W poprzednim rozdziale zostawiliśmy Poppa zastanawiającego się nad tym, jaką właściwie rolę odgrywa światło w tkance żywej? Zwłaszcza światło, które wydawało się być „spójnym”, czyli „zorganizowanym”. Popp wyobrażał sobie, że fotony mogą działać jak kapelmistrz w orkiestrze i powodować, że cała komórka „gra ten sam utwór”. Co więcej, te „biofotony” mogą działać jako nośnik informacji pomiędzy różnymi komórkami. Najważniejszą teraz sprawą było wykrycie źródła i mechanizmu powstawania biofotonów.
Czasem dobrze mieć studentów. Jeden z bystrych studentów przekonał Poppa do przeprowadzenia nowego doświadczenia. Wiadomo było, że DNA ma strukturę spiralną. Wiadomo też było, że istnieją czynniki chemiczne powodujące deformację („rozwijanie się”) spiral DNA.
Jednym z takich znanych, bardzo niebezpiecznych czynników jest bromek etydyny. Popp, wraz ze swoim studentem, zaczęli więc mierzyć emisję biofotonów dodając coraz więcej tego czynnika.. Intensywność biofotonów wzrastała w miarę wzrostu komcentracji bromku etydyny, czyli w miarę rozwijania się podwójnych spiral. Podejrzenie za emisję biofotonów padło więc na DNA. Popp spekulował, że mógł w ten sposób trafić na brakujące ogniwo w naszym rozumieniu działania zywych organizmów. Skąd komórka w uchu wie, że jest częścią ucha a nie np. oka? Skąd „wie” w co ma się rozwijać? To był główny problem Darwinizmu i filozofów „samolubnego genu”. Sam Dawkins musiał przyznać:
„Jak dokładnie przebiega proces róznicowania funkcji w rozwoju dziecka to problem który będzie wymagał całych dekad, a może i stuleci, by nań znaleźć odpowiedź. Faktem jest, że jakoś to zachodzi.”
Wypowiedź godna policjanta, który w desperacji chce na siłe zamknąć sprawę. Uczeni aresztowali podejrzanego nie troszcząc się o zebranie dowodów.

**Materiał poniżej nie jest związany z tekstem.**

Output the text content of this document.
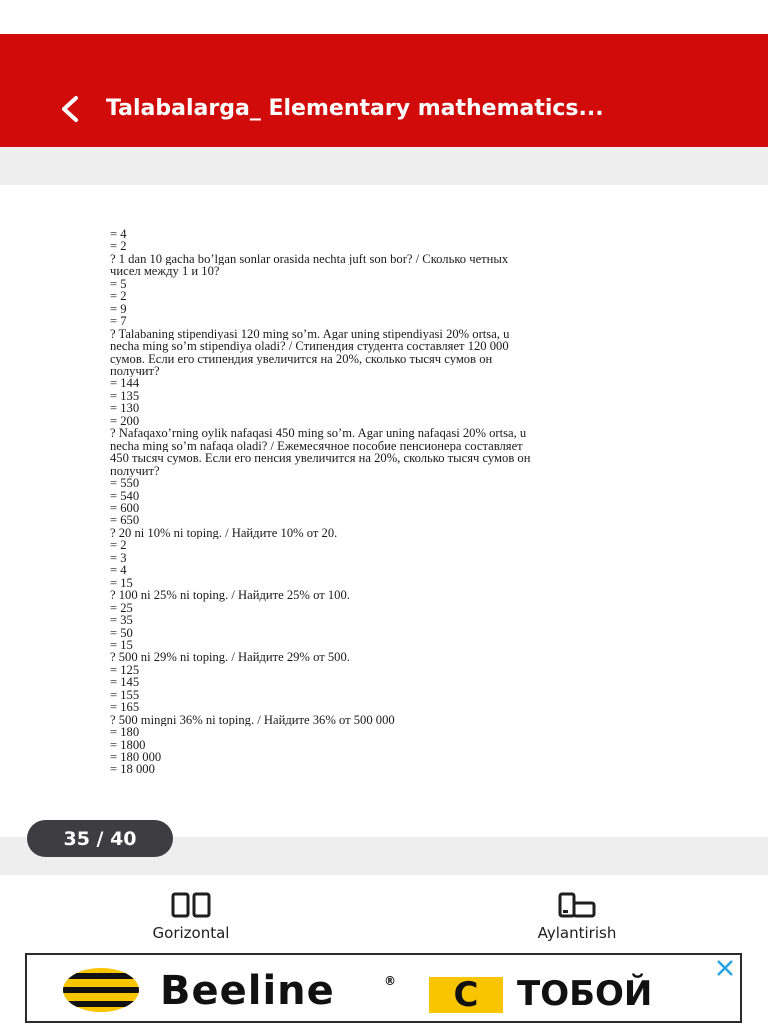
Talabalarga_ Elementary mathematics...
= 4
= 2
? 1 dan 10 gacha bo’lgan sonlar orasida nechta juft son bor? / Сколько четных
чисел между 1 и 10?
= 5
= 2
= 9
= 7
? Talabaning stipendiyasi 120 ming so’m. Agar uning stipendiyasi 20% ortsa, u
necha ming so’m stipendiya oladi? / Стипендия студента составляет 120 000
сумов. Если его стипендия увеличится на 20%, сколько тысяч сумов он
получит?
= 144
= 135
= 130
= 200
? Nafaqaxo’rning oylik nafaqasi 450 ming so’m. Agar uning nafaqasi 20% ortsa, u
necha ming so’m nafaqa oladi? / Ежемесячное пособие пенсионера составляет
450 тысяч сумов. Если его пенсия увеличится на 20%, сколько тысяч сумов он
получит?
= 550
= 540
= 600
= 650
? 20 ni 10% ni toping. / Найдите 10% от 20.
= 2
= 3
= 4
= 15
? 100 ni 25% ni toping. / Найдите 25% от 100.
= 25
= 35
= 50
= 15
? 500 ni 29% ni toping. / Найдите 29% от 500.
= 125
= 145
= 155
= 165
? 500 mingni 36% ni toping. / Найдите 36% от 500 000
= 180
= 1800
= 180 000
= 18 000
35 / 40
Gorizontal	Aylantirish
Beeline	®	С	ТОБОЙ
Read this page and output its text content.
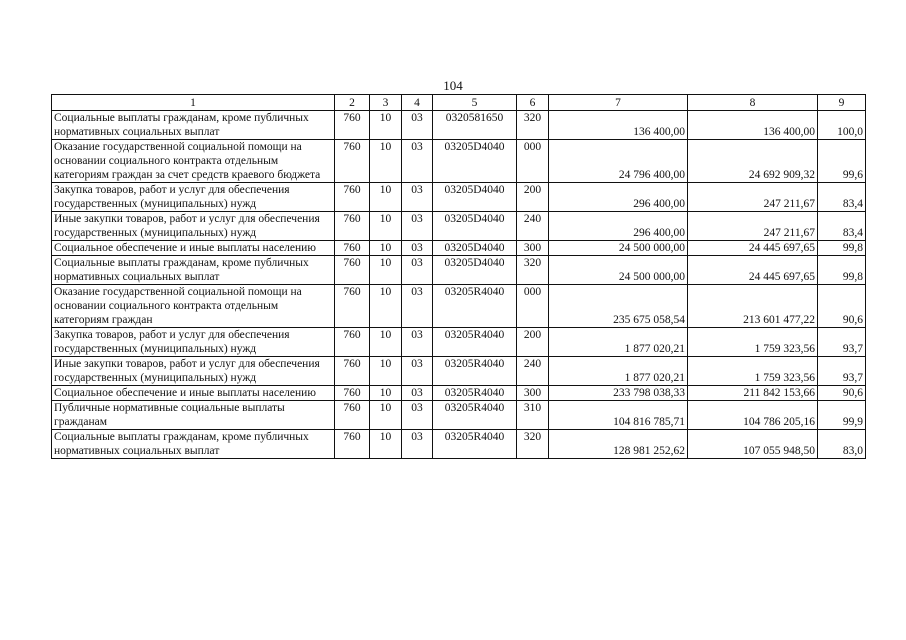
104
1	2	3	4	5	6	7	8	9
Социальные выплаты гражданам, кроме публичных нормативных социальных выплат	760	10	03	0320581650	320	136 400,00	136 400,00	100,0
Оказание государственной социальной помощи на основании социального контракта отдельным категориям граждан за счет средств краевого бюджета	760	10	03	03205D4040	000	24 796 400,00	24 692 909,32	99,6
Закупка товаров, работ и услуг для обеспечения государственных (муниципальных) нужд	760	10	03	03205D4040	200	296 400,00	247 211,67	83,4
Иные закупки товаров, работ и услуг для обеспечения государственных (муниципальных) нужд	760	10	03	03205D4040	240	296 400,00	247 211,67	83,4
Социальное обеспечение и иные выплаты населению	760	10	03	03205D4040	300	24 500 000,00	24 445 697,65	99,8
Социальные выплаты гражданам, кроме публичных нормативных социальных выплат	760	10	03	03205D4040	320	24 500 000,00	24 445 697,65	99,8
Оказание государственной социальной помощи на основании социального контракта отдельным категориям граждан	760	10	03	03205R4040	000	235 675 058,54	213 601 477,22	90,6
Закупка товаров, работ и услуг для обеспечения государственных (муниципальных) нужд	760	10	03	03205R4040	200	1 877 020,21	1 759 323,56	93,7
Иные закупки товаров, работ и услуг для обеспечения государственных (муниципальных) нужд	760	10	03	03205R4040	240	1 877 020,21	1 759 323,56	93,7
Социальное обеспечение и иные выплаты населению	760	10	03	03205R4040	300	233 798 038,33	211 842 153,66	90,6
Публичные нормативные социальные выплаты гражданам	760	10	03	03205R4040	310	104 816 785,71	104 786 205,16	99,9
Социальные выплаты гражданам, кроме публичных нормативных социальных выплат	760	10	03	03205R4040	320	128 981 252,62	107 055 948,50	83,0
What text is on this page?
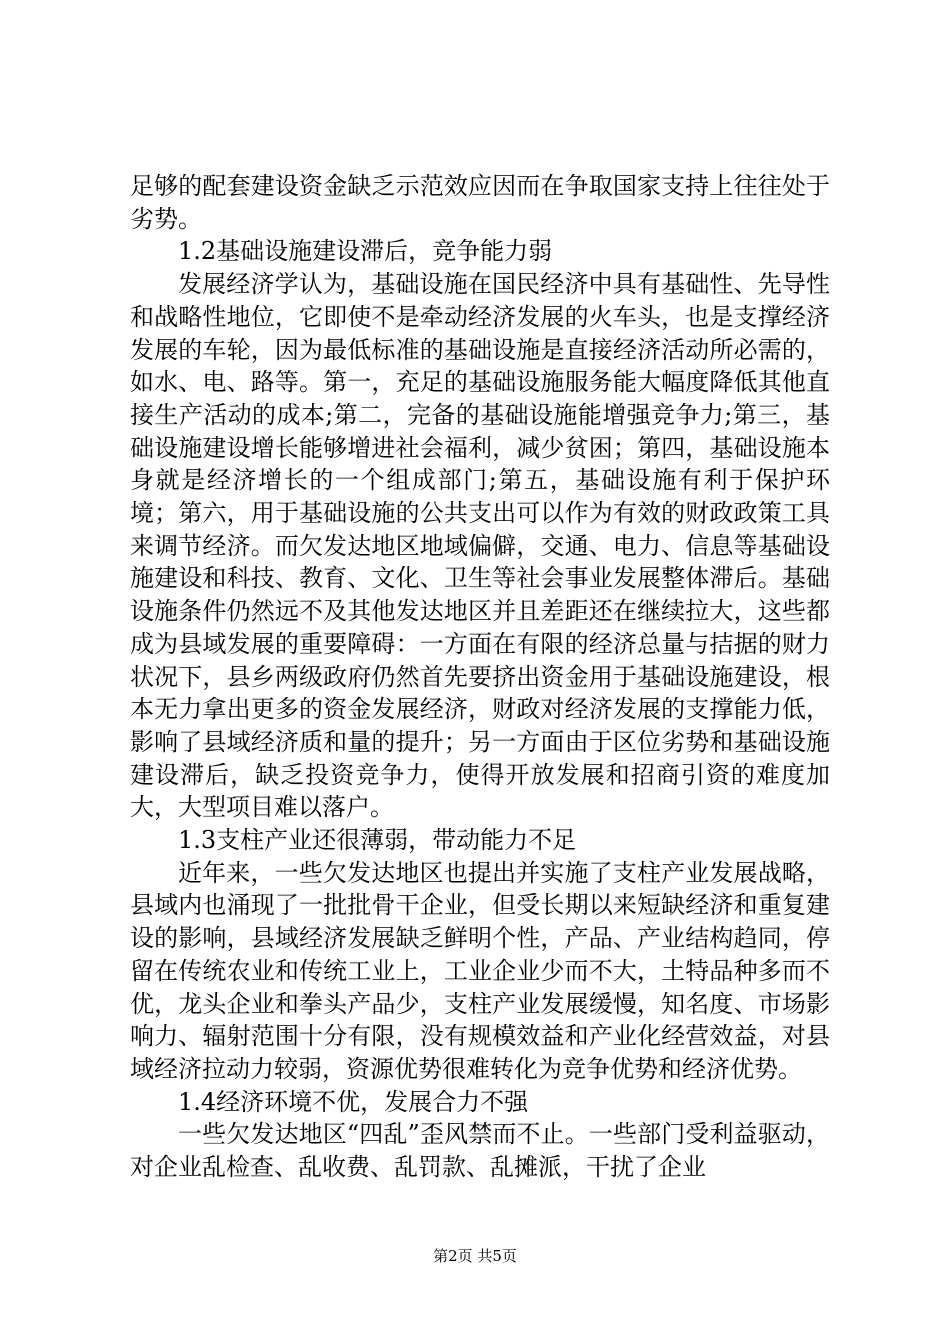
足够的配套建设资金缺乏示范效应因而在争取国家支持上往往处于劣势。

1.2基础设施建设滞后，竞争能力弱

发展经济学认为，基础设施在国民经济中具有基础性、先导性和战略性地位，它即使不是牵动经济发展的火车头，也是支撑经济发展的车轮，因为最低标准的基础设施是直接经济活动所必需的，如水、电、路等。第一，充足的基础设施服务能大幅度降低其他直接生产活动的成本;第二，完备的基础设施能增强竞争力;第三，基础设施建设增长能够增进社会福利，减少贫困；第四，基础设施本身就是经济增长的一个组成部门;第五，基础设施有利于保护环境；第六，用于基础设施的公共支出可以作为有效的财政政策工具来调节经济。而欠发达地区地域偏僻，交通、电力、信息等基础设施建设和科技、教育、文化、卫生等社会事业发展整体滞后。基础设施条件仍然远不及其他发达地区并且差距还在继续拉大，这些都成为县域发展的重要障碍：一方面在有限的经济总量与拮据的财力状况下，县乡两级政府仍然首先要挤出资金用于基础设施建设，根本无力拿出更多的资金发展经济，财政对经济发展的支撑能力低，影响了县域经济质和量的提升；另一方面由于区位劣势和基础设施建设滞后，缺乏投资竞争力，使得开放发展和招商引资的难度加大，大型项目难以落户。

1.3支柱产业还很薄弱，带动能力不足

近年来，一些欠发达地区也提出并实施了支柱产业发展战略，县域内也涌现了一批批骨干企业，但受长期以来短缺经济和重复建设的影响，县域经济发展缺乏鲜明个性，产品、产业结构趋同，停留在传统农业和传统工业上，工业企业少而不大，土特品种多而不优，龙头企业和拳头产品少，支柱产业发展缓慢，知名度、市场影响力、辐射范围十分有限，没有规模效益和产业化经营效益，对县域经济拉动力较弱，资源优势很难转化为竞争优势和经济优势。

1.4经济环境不优，发展合力不强

一些欠发达地区“四乱”歪风禁而不止。一些部门受利益驱动，对企业乱检查、乱收费、乱罚款、乱摊派，干扰了企业

第2页 共5页
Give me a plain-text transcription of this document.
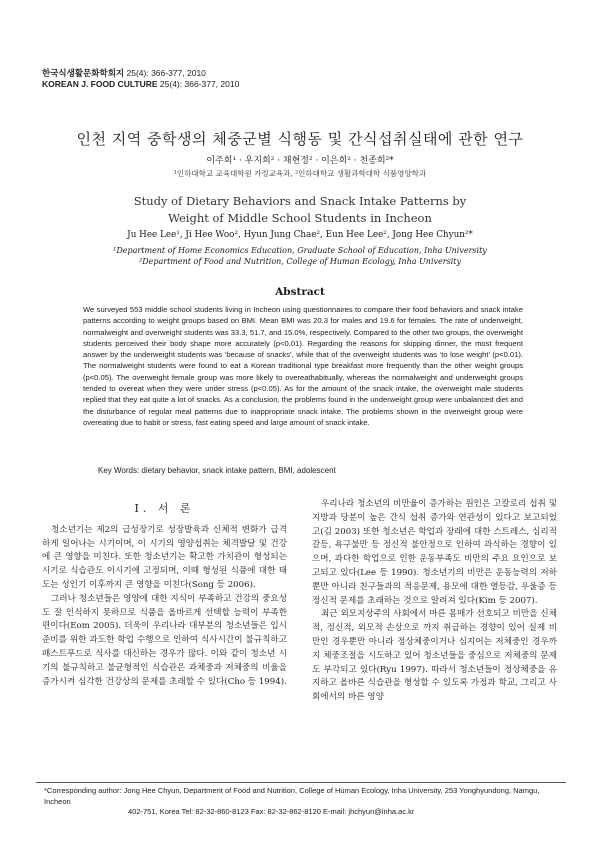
한국식생활문화학회지 25(4): 366-377, 2010
KOREAN J. FOOD CULTURE 25(4): 366-377, 2010
인천 지역 중학생의 체중군별 식행동 및 간식섭취실태에 관한 연구
이주희¹ · 우지희² · 채현정² · 이은희² · 천종희²*
¹인하대학교 교육대학원 가정교육과, ²인하대학교 생활과학대학 식품영양학과
Study of Dietary Behaviors and Snack Intake Patterns by
Weight of Middle School Students in Incheon
Ju Hee Lee¹, Ji Hee Woo², Hyun Jung Chae², Eun Hee Lee², Jong Hee Chyun²*
¹Department of Home Economics Education, Graduate School of Education, Inha University
²Department of Food and Nutrition, College of Human Ecology, Inha University
Abstract
We surveyed 553 middle school students living in Incheon using questionnaires to compare their food behaviors and snack intake patterns according to weight groups based on BMI. Mean BMI was 20.3 for males and 19.6 for females. The rate of underweight, normalweight and overweight students was 33.3, 51.7, and 15.0%, respectively. Compared to the other two groups, the overweight students perceived their body shape more accurately (p<0.01). Regarding the reasons for skipping dinner, the most frequent answer by the underweight students was ‘because of snacks’, while that of the overweight students was ‘to lose weight’ (p<0.01). The normalweight students were found to eat a Korean traditional type breakfast more frequently than the other weight groups (p<0.05). The overweight female group was more likely to overeathabitually, whereas the normalweight and underweight groups tended to overeat when they were under stress (p<0.05). As for the amount of the snack intake, the overweight male students replied that they eat quite a lot of snacks. As a conclusion, the problems found in the underweight group were unbalanced diet and the disturbance of regular meal patterns due to inappropriate snack intake. The problems shown in the overweight group were overeating due to habit or stress, fast eating speed and large amount of snack intake.
Key Words: dietary behavior, snack intake pattern, BMI, adolescent
I. 서 론

청소년기는 제2의 급성장기로 성장발육과 신체적 변화가 급격하게 일어나는 시기이며, 이 시기의 영양섭취는 체격발달 및 건강에 큰 영향을 미친다. 또한 청소년기는 확고한 가치관이 형성되는 시기로 식습관도 이시기에 고정되며, 이때 형성된 식품에 대한 태도는 성인기 이후까지 큰 영향을 미친다(Song 등 2006).

그러나 청소년들은 영양에 대한 지식이 부족하고 건강의 중요성도 잘 인식하지 못하므로 식품을 올바르게 선택할 능력이 부족한 편이다(Eom 2005). 더욱이 우리나라 대부분의 청소년들은 입시준비를 위한 과도한 학업 수행으로 인하여 식사시간이 불규칙하고 패스트푸드로 식사를 대신하는 경우가 많다. 이와 같이 청소년 시기의 불규칙하고 불균형적인 식습관은 과체중과 저체중의 비율을 증가시켜 심각한 건강상의 문제를 초래할 수 있다(Cho 등 1994).

우리나라 청소년의 비만율이 증가하는 원인은 고칼로리 섭취 및 지방과 당분이 높은 간식 섭취 증가와 연관성이 있다고 보고되었고(김 2003) 또한 청소년은 학업과 장래에 대한 스트레스, 심리적 갈등, 욕구불만 등 정신적 불안정으로 인하여 과식하는 경향이 있으며, 과다한 학업으로 인한 운동부족도 비만의 주요 요인으로 보고되고 있다(Lee 등 1990). 청소년기의 비만은 운동능력의 저하뿐만 아니라 친구들과의 적응문제, 용모에 대한 열등감, 우울증 등 정신적 문제를 초래하는 것으로 알려져 있다(Kim 등 2007).

최근 외모지상주의 사회에서 마른 몸매가 선호되고 비만을 신체적, 정신적, 외모적 손상으로 까지 취급하는 경향이 있어 실제 비만인 경우뿐만 아니라 정상체중이거나 심지어는 저체중인 경우까지 체중조절을 시도하고 있어 청소년들을 중심으로 저체중의 문제도 부각되고 있다(Ryu 1997). 따라서 청소년들이 정상체중을 유지하고 올바른 식습관을 형성할 수 있도록 가정과 학교, 그리고 사회에서의 바른 영양

*Corresponding author: Jong Hee Chyun, Department of Food and Nutrition, College of Human Ecology, Inha University, 253 Yonghyundong, Namgu, Incheon
402-751, Korea Tel: 82-32-860-8123 Fax: 82-32-862-8120 E-mail: jhchyun@inha.ac.kr
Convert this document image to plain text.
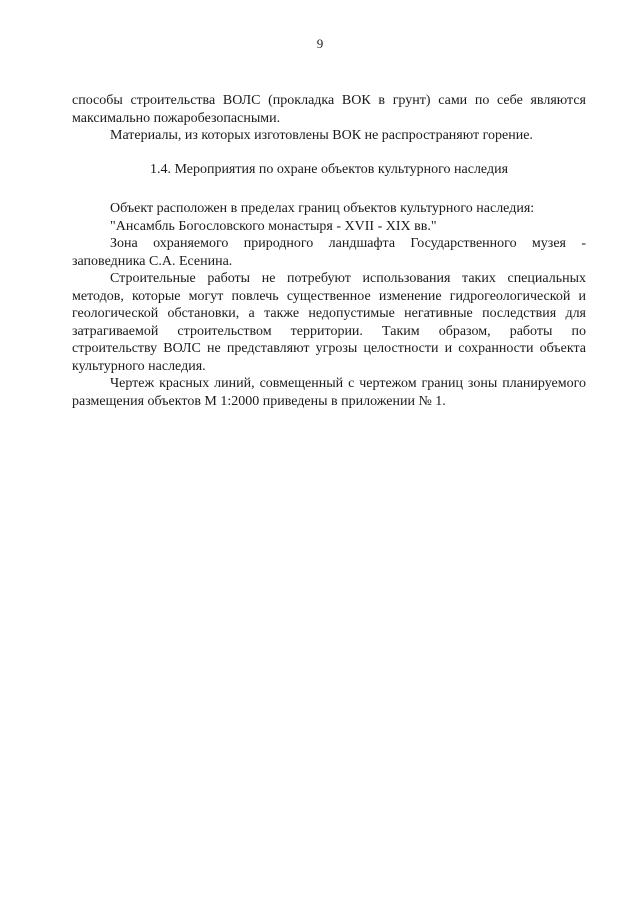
9

способы строительства ВОЛС (прокладка ВОК в грунт) сами по себе являются
максимально пожаробезопасными.

Материалы, из которых изготовлены ВОК не распространяют горение.

1.4. Мероприятия по охране объектов культурного наследия

Объект расположен в пределах границ объектов культурного наследия:
"Ансамбль Богословского монастыря - XVII - XIX вв."

Зона охраняемого природного ландшафта Государственного музея -
заповедника С.А. Есенина.

Строительные работы не потребуют использования таких специальных
методов, которые могут повлечь существенное изменение гидрогеологической и
геологической обстановки, а также недопустимые негативные последствия для
затрагиваемой строительством территории. Таким образом, работы по
строительству ВОЛС не представляют угрозы целостности и сохранности объекта
культурного наследия.

Чертеж красных линий, совмещенный с чертежом границ зоны планируемого
размещения объектов М 1:2000 приведены в приложении № 1.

Wróćmy jednak do Poppa i do jego przygody z biofotonami. Sudiując i czytając co się dało, stwierdził, jak to zwykle bywa, że nie jest pierwszym, który wpadł na trop zjawiska. Jeszcze bowiem w latach trzydziestych dwudziestego wieku podobnymi sprawami zajmował się Rosjanin, Aleksander Gurwicz
Gurwicz myślał o „polach morfogenetycznych” (idea rozwinięta później przez Ruperta Sheldrake'a) i prowadził doświadczenia z .... cebulą.
Użył ogonka cebuli jako „detektora” a ogonka innej cebuli jako „induktora”. Ogonki nie dotykały się nawzajem. Gurwicz badał szybkość rozwoju komórek (mitozy) w detektorze, w miejscu „wskazywanym przez induktor”. Kiedy pomiędzy dwoma ogonkami była normalna szklana szybka, szybkość wzrostu była normalna. Kiedy jednak użył szkła kwarcowego (przeźroczystego dla światła nadfiołkowego o długości ok. 260nm), mitoza stawała się znacznie intensywniejsza. Gurwicz więc sądził, że za efekt ten odpowiedzialne są pojedyncze fotony o długości fali ok. 260 nm. Wyniki Gurwicza potwierdził w r. 1928 laureat nagrody Nobla, Gabor. Wkrótce jednak społeczność naukowa zapomniała o Gurwiczu i Gaborze a wyniki ich doświadczeń uznano za „nie dość naukowe”.